Tiny DNA contains the full information to produce a human from the first cell. A DNA is like a code book written in an alphabet of size 4. Each of the letters is actually a chemical molecule, one of the four organic bases: Adenine (A), Guanine (G), Thymine (T), and Cytosine (C). These bases come in pairs: A paired with T and G paired with C. A DNA molecule, though tiny, can have billions such letters. So, the number of possible strings is 4^(1 billion) -- huge enough to cover all the varied life forms.
The body acts through another molecule called protein, which has amino-acids as its building block. There are 20 amino acids, so to implement its code DNA must translate a 4-alphabet code to a 20-alphabet code. Clearly, more than one letter in DNA must be mapped to a single letter in the protein. If we take 2 DNA letters then the number of possibilities is 4*4= 16, so that is not enough to cover all 20 kinds of amino acids. So, 3 DNA letters are needed to represent one protein letter. And that is what nature chose, not more.
DNA itself cannot do this 4-to-20 translation. DNA produces messenger RNA which is a copy of it except T is replaced with U (Uracil). Messenger RNA goes out of the nucleus to a ball like structure called Ribosome, there it waits. There is another RNA called transfer RNA which has one end like 3-DNA letter holder and the other end attached to a particular amino acid. This transfer RNA comes to Ribosome and attaches to the correct place of the messenger RNA, so we have gotten one 4-to-20 translation and the result is one amino acid; another transfer RNA comes, and we get another amino acid, and so on. The Ribosome thus slides along the messenger RNA and falls off when all the amino acids are joined in a chain to produce the right protein. Through painstaking experiments we have created the table which maps which 3-letters of DNA map to which amino acid. There are even 3-letter sequences which act as start and stop signals; using those a single messenger RNA can act as a template for producing more than one proteins.

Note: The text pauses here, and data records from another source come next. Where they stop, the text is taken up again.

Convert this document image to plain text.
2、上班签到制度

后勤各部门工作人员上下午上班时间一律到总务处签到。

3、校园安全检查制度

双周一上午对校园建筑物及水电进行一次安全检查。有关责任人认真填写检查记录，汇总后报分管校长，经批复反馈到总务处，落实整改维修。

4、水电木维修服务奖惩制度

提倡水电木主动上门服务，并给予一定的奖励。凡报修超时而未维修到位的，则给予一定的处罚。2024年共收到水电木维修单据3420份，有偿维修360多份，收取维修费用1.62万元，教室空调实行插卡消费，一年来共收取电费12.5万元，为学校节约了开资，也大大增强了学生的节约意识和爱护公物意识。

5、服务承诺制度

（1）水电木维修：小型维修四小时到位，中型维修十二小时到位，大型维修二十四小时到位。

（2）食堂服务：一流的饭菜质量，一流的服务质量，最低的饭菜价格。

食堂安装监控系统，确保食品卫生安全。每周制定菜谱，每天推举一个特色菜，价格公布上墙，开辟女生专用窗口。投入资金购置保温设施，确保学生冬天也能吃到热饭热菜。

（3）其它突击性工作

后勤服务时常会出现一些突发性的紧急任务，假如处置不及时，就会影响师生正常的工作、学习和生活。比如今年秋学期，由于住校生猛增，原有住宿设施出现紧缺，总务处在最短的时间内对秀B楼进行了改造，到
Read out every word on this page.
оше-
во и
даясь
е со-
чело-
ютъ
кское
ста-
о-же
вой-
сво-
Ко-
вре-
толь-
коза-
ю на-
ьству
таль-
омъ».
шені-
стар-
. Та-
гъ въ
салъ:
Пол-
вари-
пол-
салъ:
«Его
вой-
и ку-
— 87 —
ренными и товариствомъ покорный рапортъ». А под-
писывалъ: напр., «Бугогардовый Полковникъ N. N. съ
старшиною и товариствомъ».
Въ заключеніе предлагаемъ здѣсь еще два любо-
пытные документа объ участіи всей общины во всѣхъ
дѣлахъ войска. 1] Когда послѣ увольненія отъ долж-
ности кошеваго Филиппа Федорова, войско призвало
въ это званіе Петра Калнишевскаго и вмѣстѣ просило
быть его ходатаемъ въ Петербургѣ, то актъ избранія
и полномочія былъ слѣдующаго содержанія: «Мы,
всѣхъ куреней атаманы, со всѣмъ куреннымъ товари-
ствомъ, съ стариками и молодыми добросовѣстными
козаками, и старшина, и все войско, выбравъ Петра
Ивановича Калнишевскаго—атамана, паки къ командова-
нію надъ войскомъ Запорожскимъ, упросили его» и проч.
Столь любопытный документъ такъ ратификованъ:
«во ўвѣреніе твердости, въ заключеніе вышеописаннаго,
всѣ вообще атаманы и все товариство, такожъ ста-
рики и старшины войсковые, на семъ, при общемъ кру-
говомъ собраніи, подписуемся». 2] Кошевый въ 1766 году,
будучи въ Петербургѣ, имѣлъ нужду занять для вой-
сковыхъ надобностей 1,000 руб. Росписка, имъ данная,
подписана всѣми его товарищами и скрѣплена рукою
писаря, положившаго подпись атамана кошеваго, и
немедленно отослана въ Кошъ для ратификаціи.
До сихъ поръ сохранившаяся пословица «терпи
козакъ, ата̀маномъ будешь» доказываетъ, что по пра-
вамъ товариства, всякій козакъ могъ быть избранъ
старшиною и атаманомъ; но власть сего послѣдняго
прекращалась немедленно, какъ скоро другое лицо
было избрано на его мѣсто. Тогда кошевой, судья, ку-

DNA and this rigmarole are common across all life forms, which might make you think that all of us, the living things, have a common ancestor.
Now, the unit of heredity is not the DNA but a part of it (say a thousand letters) which we call "gene" -- a rather less defined term; like there is a gene for blond hair or a gene for tallness. In humans, we have 23 pairs of chromosomes. Most genes (DNA is contained in chromosome, and a gene is a part of DNA) are paired as well. Half of a pair comes from the father, and another half comes from the mother. One of this (father's or mother's gene) can be dominant so that the other one does not get expressed. For example, the gene for brown hair is dominant over blond hair; so if a baby has brown-blond gene pair, then it will get brown color, the only way it can get blond hair is if both genes are blond.